Salesforce today revealed it has made generally available a platform that makes use of artificial intelligence (AI) to re-engineer and automate back office workflows.
Launched at a Salesforce Agentforce World Tour event in New York, the Agentforce Operations platform is based on a set of specialized AI agents that have been trained to autonomously complete tasks such as extracting data from complex documents, running computations, updating credit scores, and identifying compliance gaps.
Based on a platform that Salesforce gained with the acquisition of Regello late last year, Agentforce Operations can be used to either create a new workflow or modernize an existing one based on, for example, an email workflow, says Sanjna Parulekar, director of product marketing for Salesforce.
For example, Agentforce Operations can turn unstructured documents or diagrams into a set of auditable digital blueprints in a few minutes that AI agents will execute. Alternatively, organizations can make use of more than 30 out-of-the-box blueprints for common tasks such as invoice auditing and new customer onboarding. Those AI agents can also proactively flag delays, such as a three-day lag in an approval, and even suggest work arounds.
Salesforce previewed Agentforce Operations at its recent Dreamforce event. Unlike other elements of the Agentforce portfolio that tend to focus more on customer experiences, this latest addition is squarely focused on modernizing back office workflows that today are generally highly fragmented, says Parulekar.
In contrast, the AI agents from Salesforce are designed to not only complete a task, but also coordinate with people only when needed. It will be up to each organization to determine when humans will need to be in a workflow loop to check on whether those tasks have been completed, notes Parulekar.

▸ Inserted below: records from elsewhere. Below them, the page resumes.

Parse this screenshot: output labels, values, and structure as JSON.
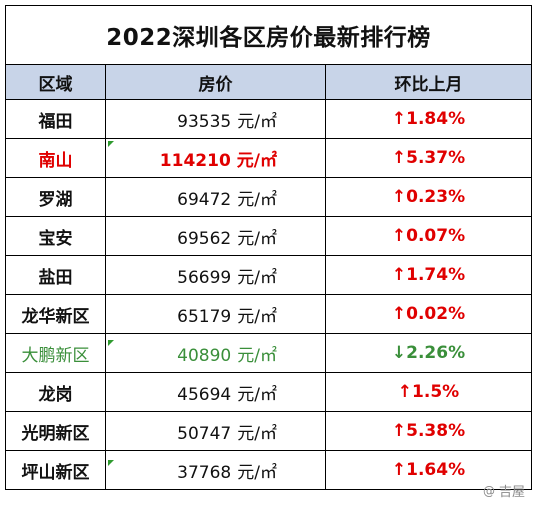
{
  "title": "2022深圳各区房价最新排行榜",
  "headers": {
    "district": "区域",
    "price": "房价",
    "change": "环比上月"
  },
  "unit": "元/㎡",
  "rows": [
    {
      "district": "福田",
      "price": "93535",
      "arrow": "↑",
      "change": "1.84%"
    },
    {
      "district": "南山",
      "price": "114210",
      "arrow": "↑",
      "change": "5.37%"
    },
    {
      "district": "罗湖",
      "price": "69472",
      "arrow": "↑",
      "change": "0.23%"
    },
    {
      "district": "宝安",
      "price": "69562",
      "arrow": "↑",
      "change": "0.07%"
    },
    {
      "district": "盐田",
      "price": "56699",
      "arrow": "↑",
      "change": "1.74%"
    },
    {
      "district": "龙华新区",
      "price": "65179",
      "arrow": "↑",
      "change": "0.02%"
    },
    {
      "district": "大鹏新区",
      "price": "40890",
      "arrow": "↓",
      "change": "2.26%"
    },
    {
      "district": "龙岗",
      "price": "45694",
      "arrow": "↑",
      "change": "1.5%"
    },
    {
      "district": "光明新区",
      "price": "50747",
      "arrow": "↑",
      "change": "5.38%"
    },
    {
      "district": "坪山新区",
      "price": "37768",
      "arrow": "↑",
      "change": "1.64%"
    }
  ],
  "colors": {
    "header_bg": "#c8d4e8",
    "up": "#e00000",
    "down": "#3a8f3a"
  },
  "watermark": {
    "icon": "at-icon",
    "text": "吉屋"
  }
}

Additionally, Salesforce provides a set of observability capabilities designed to make it possible to audit how AI agents have completed any given set of tasks, she adds.

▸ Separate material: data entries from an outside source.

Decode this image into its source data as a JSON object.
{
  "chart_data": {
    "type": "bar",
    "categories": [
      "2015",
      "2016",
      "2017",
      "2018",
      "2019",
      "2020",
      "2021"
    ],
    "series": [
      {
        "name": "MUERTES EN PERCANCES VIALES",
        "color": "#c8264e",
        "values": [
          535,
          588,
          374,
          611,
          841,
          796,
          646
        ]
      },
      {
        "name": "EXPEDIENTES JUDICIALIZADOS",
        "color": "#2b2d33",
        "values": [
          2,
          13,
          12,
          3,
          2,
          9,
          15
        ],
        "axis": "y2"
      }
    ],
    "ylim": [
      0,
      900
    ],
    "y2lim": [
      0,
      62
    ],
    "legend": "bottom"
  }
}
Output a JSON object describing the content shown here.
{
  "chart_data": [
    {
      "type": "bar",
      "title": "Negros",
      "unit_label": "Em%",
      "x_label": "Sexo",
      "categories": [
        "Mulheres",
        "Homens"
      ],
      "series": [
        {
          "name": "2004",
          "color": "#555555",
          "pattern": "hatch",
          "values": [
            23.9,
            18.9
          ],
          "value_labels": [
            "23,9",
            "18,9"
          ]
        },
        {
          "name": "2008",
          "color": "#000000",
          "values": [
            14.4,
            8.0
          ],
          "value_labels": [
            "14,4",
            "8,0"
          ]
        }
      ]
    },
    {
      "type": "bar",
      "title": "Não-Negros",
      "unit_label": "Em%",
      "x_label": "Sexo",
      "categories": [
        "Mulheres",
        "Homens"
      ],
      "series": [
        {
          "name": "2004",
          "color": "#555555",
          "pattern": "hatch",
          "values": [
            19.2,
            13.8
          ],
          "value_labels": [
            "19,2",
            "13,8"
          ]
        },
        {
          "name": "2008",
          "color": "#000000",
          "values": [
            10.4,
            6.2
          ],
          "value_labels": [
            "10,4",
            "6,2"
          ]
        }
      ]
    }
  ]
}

The overall goal is to make it simpler to employ AI agents in a way that ultimately serves to make organizations more efficient, says Parulekar.

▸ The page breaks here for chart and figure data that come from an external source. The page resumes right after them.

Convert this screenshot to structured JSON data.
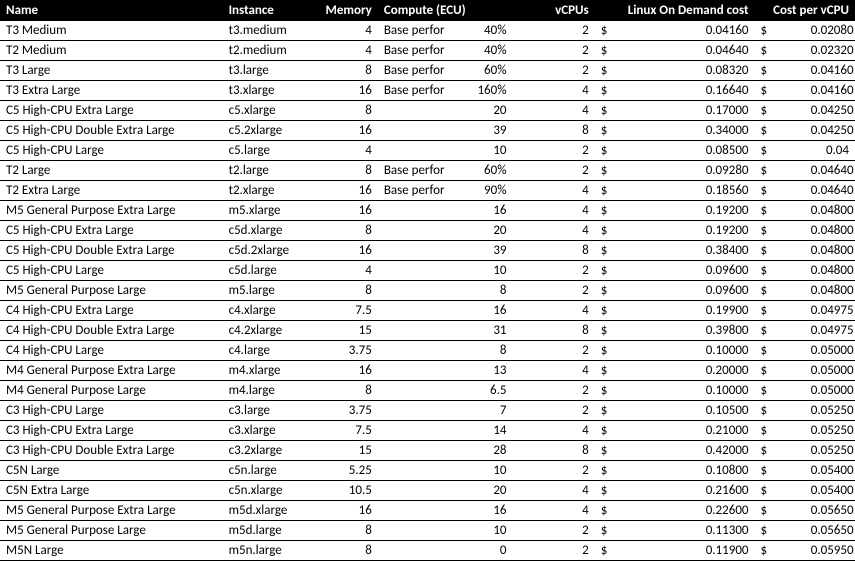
{
  "headers": {
    "name": "Name",
    "instance": "Instance",
    "memory": "Memory",
    "compute": "Compute (ECU)",
    "vcpus": "vCPUs",
    "linux_cost": "Linux On Demand cost",
    "cost_per_vcpu": "Cost per vCPU"
  },
  "currency": "$",
  "rows": [
    {
      "name": "T3 Medium",
      "instance": "t3.medium",
      "memory": "4",
      "compute_label": "Base performance:",
      "ecu": "40%",
      "vcpus": "2",
      "cost": "0.04160",
      "cpv": "0.02080"
    },
    {
      "name": "T2 Medium",
      "instance": "t2.medium",
      "memory": "4",
      "compute_label": "Base performance:",
      "ecu": "40%",
      "vcpus": "2",
      "cost": "0.04640",
      "cpv": "0.02320"
    },
    {
      "name": "T3 Large",
      "instance": "t3.large",
      "memory": "8",
      "compute_label": "Base performance:",
      "ecu": "60%",
      "vcpus": "2",
      "cost": "0.08320",
      "cpv": "0.04160"
    },
    {
      "name": "T3 Extra Large",
      "instance": "t3.xlarge",
      "memory": "16",
      "compute_label": "Base performance:",
      "ecu": "160%",
      "vcpus": "4",
      "cost": "0.16640",
      "cpv": "0.04160"
    },
    {
      "name": "C5 High-CPU Extra Large",
      "instance": "c5.xlarge",
      "memory": "8",
      "compute_label": "",
      "ecu": "20",
      "vcpus": "4",
      "cost": "0.17000",
      "cpv": "0.04250"
    },
    {
      "name": "C5 High-CPU Double Extra Large",
      "instance": "c5.2xlarge",
      "memory": "16",
      "compute_label": "",
      "ecu": "39",
      "vcpus": "8",
      "cost": "0.34000",
      "cpv": "0.04250"
    },
    {
      "name": "C5 High-CPU Large",
      "instance": "c5.large",
      "memory": "4",
      "compute_label": "",
      "ecu": "10",
      "vcpus": "2",
      "cost": "0.08500",
      "cpv": "0.04"
    },
    {
      "name": "T2 Large",
      "instance": "t2.large",
      "memory": "8",
      "compute_label": "Base performance:",
      "ecu": "60%",
      "vcpus": "2",
      "cost": "0.09280",
      "cpv": "0.04640"
    },
    {
      "name": "T2 Extra Large",
      "instance": "t2.xlarge",
      "memory": "16",
      "compute_label": "Base performance:",
      "ecu": "90%",
      "vcpus": "4",
      "cost": "0.18560",
      "cpv": "0.04640"
    },
    {
      "name": "M5 General Purpose Extra Large",
      "instance": "m5.xlarge",
      "memory": "16",
      "compute_label": "",
      "ecu": "16",
      "vcpus": "4",
      "cost": "0.19200",
      "cpv": "0.04800"
    },
    {
      "name": "C5 High-CPU Extra Large",
      "instance": "c5d.xlarge",
      "memory": "8",
      "compute_label": "",
      "ecu": "20",
      "vcpus": "4",
      "cost": "0.19200",
      "cpv": "0.04800"
    },
    {
      "name": "C5 High-CPU Double Extra Large",
      "instance": "c5d.2xlarge",
      "memory": "16",
      "compute_label": "",
      "ecu": "39",
      "vcpus": "8",
      "cost": "0.38400",
      "cpv": "0.04800"
    },
    {
      "name": "C5 High-CPU Large",
      "instance": "c5d.large",
      "memory": "4",
      "compute_label": "",
      "ecu": "10",
      "vcpus": "2",
      "cost": "0.09600",
      "cpv": "0.04800"
    },
    {
      "name": "M5 General Purpose Large",
      "instance": "m5.large",
      "memory": "8",
      "compute_label": "",
      "ecu": "8",
      "vcpus": "2",
      "cost": "0.09600",
      "cpv": "0.04800"
    },
    {
      "name": "C4 High-CPU Extra Large",
      "instance": "c4.xlarge",
      "memory": "7.5",
      "compute_label": "",
      "ecu": "16",
      "vcpus": "4",
      "cost": "0.19900",
      "cpv": "0.04975"
    },
    {
      "name": "C4 High-CPU Double Extra Large",
      "instance": "c4.2xlarge",
      "memory": "15",
      "compute_label": "",
      "ecu": "31",
      "vcpus": "8",
      "cost": "0.39800",
      "cpv": "0.04975"
    },
    {
      "name": "C4 High-CPU Large",
      "instance": "c4.large",
      "memory": "3.75",
      "compute_label": "",
      "ecu": "8",
      "vcpus": "2",
      "cost": "0.10000",
      "cpv": "0.05000"
    },
    {
      "name": "M4 General Purpose Extra Large",
      "instance": "m4.xlarge",
      "memory": "16",
      "compute_label": "",
      "ecu": "13",
      "vcpus": "4",
      "cost": "0.20000",
      "cpv": "0.05000"
    },
    {
      "name": "M4 General Purpose Large",
      "instance": "m4.large",
      "memory": "8",
      "compute_label": "",
      "ecu": "6.5",
      "vcpus": "2",
      "cost": "0.10000",
      "cpv": "0.05000"
    },
    {
      "name": "C3 High-CPU Large",
      "instance": "c3.large",
      "memory": "3.75",
      "compute_label": "",
      "ecu": "7",
      "vcpus": "2",
      "cost": "0.10500",
      "cpv": "0.05250"
    },
    {
      "name": "C3 High-CPU Extra Large",
      "instance": "c3.xlarge",
      "memory": "7.5",
      "compute_label": "",
      "ecu": "14",
      "vcpus": "4",
      "cost": "0.21000",
      "cpv": "0.05250"
    },
    {
      "name": "C3 High-CPU Double Extra Large",
      "instance": "c3.2xlarge",
      "memory": "15",
      "compute_label": "",
      "ecu": "28",
      "vcpus": "8",
      "cost": "0.42000",
      "cpv": "0.05250"
    },
    {
      "name": "C5N Large",
      "instance": "c5n.large",
      "memory": "5.25",
      "compute_label": "",
      "ecu": "10",
      "vcpus": "2",
      "cost": "0.10800",
      "cpv": "0.05400"
    },
    {
      "name": "C5N Extra Large",
      "instance": "c5n.xlarge",
      "memory": "10.5",
      "compute_label": "",
      "ecu": "20",
      "vcpus": "4",
      "cost": "0.21600",
      "cpv": "0.05400"
    },
    {
      "name": "M5 General Purpose Extra Large",
      "instance": "m5d.xlarge",
      "memory": "16",
      "compute_label": "",
      "ecu": "16",
      "vcpus": "4",
      "cost": "0.22600",
      "cpv": "0.05650"
    },
    {
      "name": "M5 General Purpose Large",
      "instance": "m5d.large",
      "memory": "8",
      "compute_label": "",
      "ecu": "10",
      "vcpus": "2",
      "cost": "0.11300",
      "cpv": "0.05650"
    },
    {
      "name": "M5N Large",
      "instance": "m5n.large",
      "memory": "8",
      "compute_label": "",
      "ecu": "0",
      "vcpus": "2",
      "cost": "0.11900",
      "cpv": "0.05950"
    }
  ]
}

Salesforce is now encroaching on territory now held by ServiceNow, SAP, and Oracle’s territory,” says Keith Kirkpatrick, vice president and research director for enterprise software and digital workflows for the Futurum Group. If done well, this approach should drive more business value by focusing on complete back-end workflows in a way that delivers a higher return on investment for the Agentforce platform, he adds.
In general, Salesforce is betting that its ability to govern, manage and orchestrate AI agents will spur further adoption of its platforms. The company claims to already have driven consumption of more than 19 trillion AI tokens and has developed an Agentic Work Unit (AWU) to enable organizations to better track returns on investment (ROI).
That latter unit is critical because while Salesforce enables employees to access AI agents for a flat fee, it charges for any external access. Therefore, IT teams that are deploying third-party AI agents and Model Context Protocol (MCP) servers that invoke headless Salesforce services will need to factor those costs into their overall strategy. Ultimately, however, Salesforce is betting most organizations will opt to consume the AI agents that it develops that by definition will be more deeply integrated into its data model. “A lot of customers have quickly abandoned do-it-yourself efforts using third-party MCP servers in favor of using our agents,” says Parulekar.
Regardless of approach, the one thing that is certain is there will soon be armies of AI agents that are accessing a wide range of headless services. The challenge, of course, is that depending on who provides them, not all those AI agents will necessarily have the same level of access and, just as importantly, level of control.